Peter Robinson: Segment one. What makes America different? When you were 18, you write in this book; you and some friends took a trip to the United States. Let me quote you. “We kept finding the same character traits: enthusiasm, artlessness, impatience, optimism. Only much later did it occur to me that these are not innate characteristics.” Explain.

Mr. Hannan: Well, very often when you talk about what makes American politics different, people on both side of the Atlantic will say, “Well, it’s—it’s culture.” You know, Americans have their undeferential—they’re restless. They—they—they don’t have the class systems and the monarchies that Europe has and so on. But that answer doesn’t really take you very far. I mean culture isn’t some numinous entity that exists alongside institutions. It’s a product of institutions. There are reasons why there is a Tea Party here and there isn’t a Tea Party in Europe. And if you break it down why is the—what’s happening in the U.S. that’s different. It’s the single biggest factor actually is open primaries. There’s a Tea Party here because people think that there’s a purpose to it.

Peter Robinson: Tell me what you mean by open primaries.

Mr.

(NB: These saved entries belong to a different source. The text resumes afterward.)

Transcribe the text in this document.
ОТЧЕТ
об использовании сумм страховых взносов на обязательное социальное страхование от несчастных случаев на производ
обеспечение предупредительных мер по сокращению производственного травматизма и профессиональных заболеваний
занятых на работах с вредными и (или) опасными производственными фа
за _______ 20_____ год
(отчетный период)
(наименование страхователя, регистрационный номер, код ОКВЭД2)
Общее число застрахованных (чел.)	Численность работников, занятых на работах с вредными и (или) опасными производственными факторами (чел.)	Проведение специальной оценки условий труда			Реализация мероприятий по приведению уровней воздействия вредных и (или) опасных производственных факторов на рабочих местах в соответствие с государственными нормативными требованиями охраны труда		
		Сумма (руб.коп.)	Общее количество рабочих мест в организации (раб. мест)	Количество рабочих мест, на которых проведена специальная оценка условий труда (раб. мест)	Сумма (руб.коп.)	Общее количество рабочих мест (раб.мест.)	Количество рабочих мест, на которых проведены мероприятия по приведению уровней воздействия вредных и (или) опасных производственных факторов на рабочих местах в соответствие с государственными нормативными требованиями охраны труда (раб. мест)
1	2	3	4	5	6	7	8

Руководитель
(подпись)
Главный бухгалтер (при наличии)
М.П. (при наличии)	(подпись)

Hannan: In most of Europe and most of the democratic world, in fact everywhere really other than the U.S., candidates are chosen by their parties and they’re then presented to the electorate, which means, in fact, that they’re chosen by the party leader and his clique. And this allows the political parties to exclude big mainstream currents of public opinion from the legislature. Now all of the evidence I have is that people in Britain and people in Europe dislike the level of taxation just as much as Americans do. In fact, they’ve got a lot more to complain about in terms of the overall level of tax. So that the reason there is a Tea Party here is not because of some perverse American characteristic of being anti-tax. It’s that people think that they can do something about it through the ballot box. And that is an incredibly precious thing you have. Very few of my American friends realize how unusual how it is; how unique you are; and how blessed you are in having this system of being able to select your—your own candidates.

He’s right. The whole parliamentary political system in Europe -in how politicians are selected by the political parties to run for elective office- spits in the face of idea behind representative government. Here in Finland as in elsewhere around Europe, political parties select which candidates run for office, then the people vote for them. It encourages an almost homogenous, herd-like mentality in thinking behind policies which are then supported by these robot-politicos who vote in blocks, and whose only differences in these policies and opinions… are slight. There is no stark -black and white drawing of the line in the sand- differences between the parties. They’re all statist in design and in philosophy.